Dem Polizisten droht ebenfalls ein Ermittlungsverfahren

Doch dann greift der Staatsanwalt ein: Er bitte darum, den Zeugen ausführlich zu belehren, also: Ihn über sein Zeugnisverweigerungsrecht aufzuklären und ihm einen anwaltlichen Beistand zur Seite zu stellen. Der Oberkommissar guckt überrascht. Sowohl der Verteidiger von Marcel B., Temba Hoch, als auch die Vertreterin der Nebenklage Britta von Döllen-Korgel schließen sich dem an, aus „Fürsorgepflicht für den Zeugen“ und aus „Fairness“, wie die beiden Anwälte später sagen.

Denn Oberkommissar M. ist in einer schwierigen Lage, auch wenn ihm das offenkundig noch nicht klar ist.

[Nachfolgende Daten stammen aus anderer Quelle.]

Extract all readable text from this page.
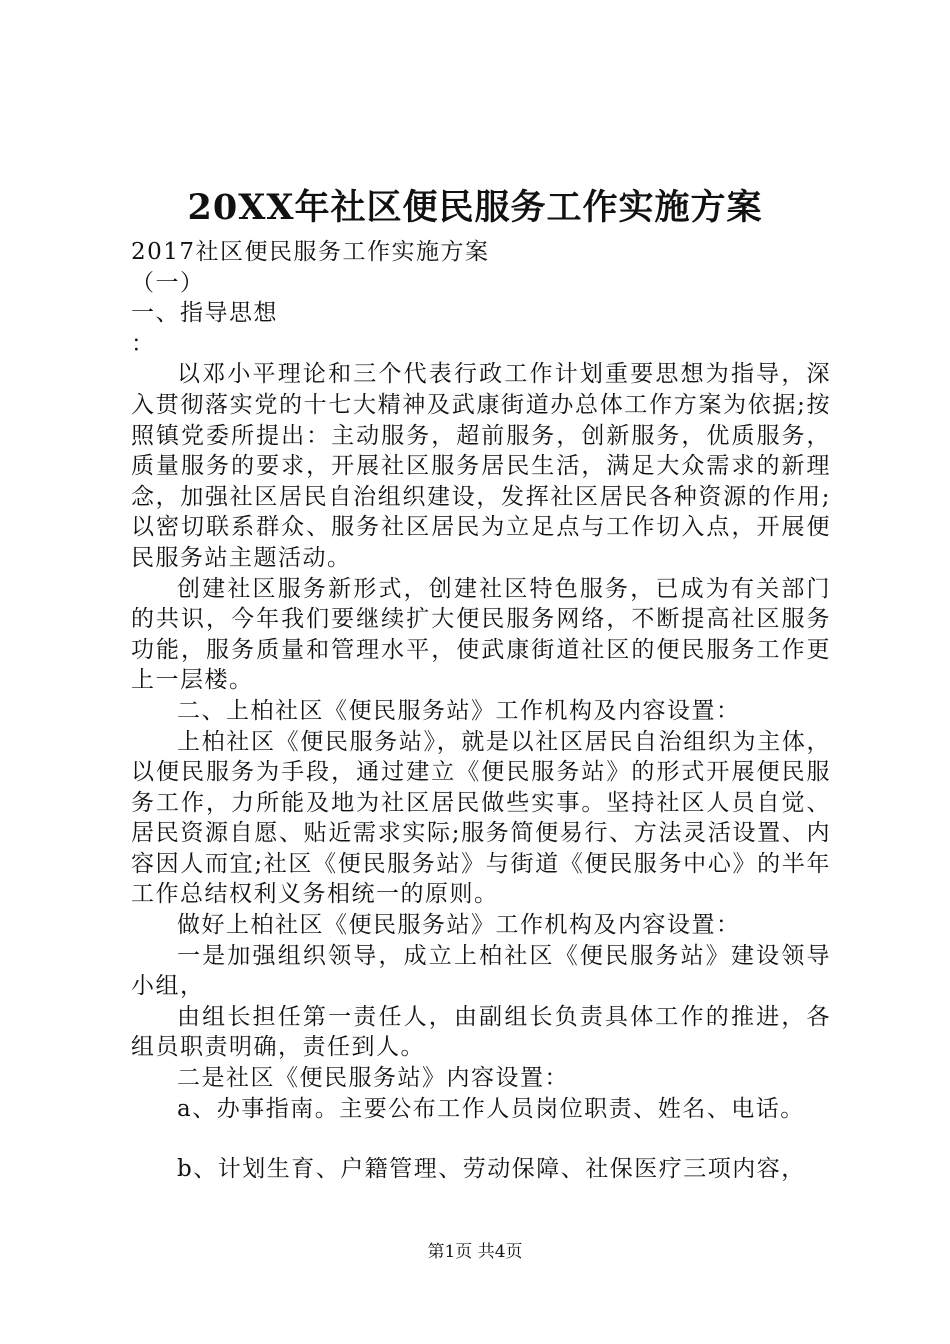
20XX年社区便民服务工作实施方案
2017社区便民服务工作实施方案
（一）
一、指导思想
：
以邓小平理论和三个代表行政工作计划重要思想为指导，深入贯彻落实党的十七大精神及武康街道办总体工作方案为依据;按照镇党委所提出：主动服务，超前服务，创新服务，优质服务，质量服务的要求，开展社区服务居民生活，满足大众需求的新理念，加强社区居民自治组织建设，发挥社区居民各种资源的作用;以密切联系群众、服务社区居民为立足点与工作切入点，开展便民服务站主题活动。
创建社区服务新形式，创建社区特色服务，已成为有关部门的共识，今年我们要继续扩大便民服务网络，不断提高社区服务功能，服务质量和管理水平，使武康街道社区的便民服务工作更上一层楼。
二、上柏社区《便民服务站》工作机构及内容设置：
上柏社区《便民服务站》，就是以社区居民自治组织为主体，以便民服务为手段，通过建立《便民服务站》的形式开展便民服务工作，力所能及地为社区居民做些实事。坚持社区人员自觉、居民资源自愿、贴近需求实际;服务简便易行、方法灵活设置、内容因人而宜;社区《便民服务站》与街道《便民服务中心》的半年工作总结权利义务相统一的原则。
做好上柏社区《便民服务站》工作机构及内容设置：
一是加强组织领导，成立上柏社区《便民服务站》建设领导小组，
由组长担任第一责任人，由副组长负责具体工作的推进，各组员职责明确，责任到人。
二是社区《便民服务站》内容设置：
a、办事指南。主要公布工作人员岗位职责、姓名、电话。
b、计划生育、户籍管理、劳动保障、社保医疗三项内容，
第1页 共4页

Widerruft er seine Aussage vor dem Amtsgericht, droht ihm ein Ermittlungsverfahren, weil er damit zugegeben hätte, vor dem Amtsgericht gelogen zu haben.

Richterin Maike Wilkens

„Ich würde sagen, Sie suchen sich jemanden, der viel Zeit hat“

Bestätigt er aber erneut die abenteuerliche Geschichte, droht ihm ebenfalls ein Ermittlungsverfahren: Denn Rechtsanwältin von Döllen-Korgel hat angekündigt, seine Vereidigung zu beantragen. Sollte er also bei seiner Geschichte bleiben und ihm nachgewiesen werden, dass sie falsch ist, hätte er unter Eid gelogen. „Das ist ein Verbrechen und wird mit nicht unter einem Jahr Freiheitsstrafe bestraft“, sagt Temba Hoch. Und das bedeutet zwangsläufig die Entlassung aus dem Polizeidienst.

Alle im Gericht sind sich einig, dass aus „Fürsorge“ für den Zeugen also ein Anwalt her muss – der ihm im Zweifel raten kann, nicht auszusagen, um sich nicht selbst zu belasten. Der Oberkommissar wird also beauftragt, sich einen Anwalt zu suchen, doch das dürfte nicht ganz einfach werden: „Ich würde sagen, Sie suchen sich jemanden, der viel Zeit hat“, rät ihm Richterin Wilkens. Denn bis zu seiner Vernehmung, die jetzt auf den 19. Mai vertagt ist, muss der Anwalt zunächst Akteneinsicht beantragen und sämtliche Prozessakten gewälzt haben.

Der Oberkommissar ist damit zunächst entlassen – und hat wohl immer noch nicht ganz begriffen, dass er gerade vor sich selbst beschützt wurde. Er steht noch eine Weile unschlüssig im Saal, bevor er einmal unsicher in die Runde winkt und geht.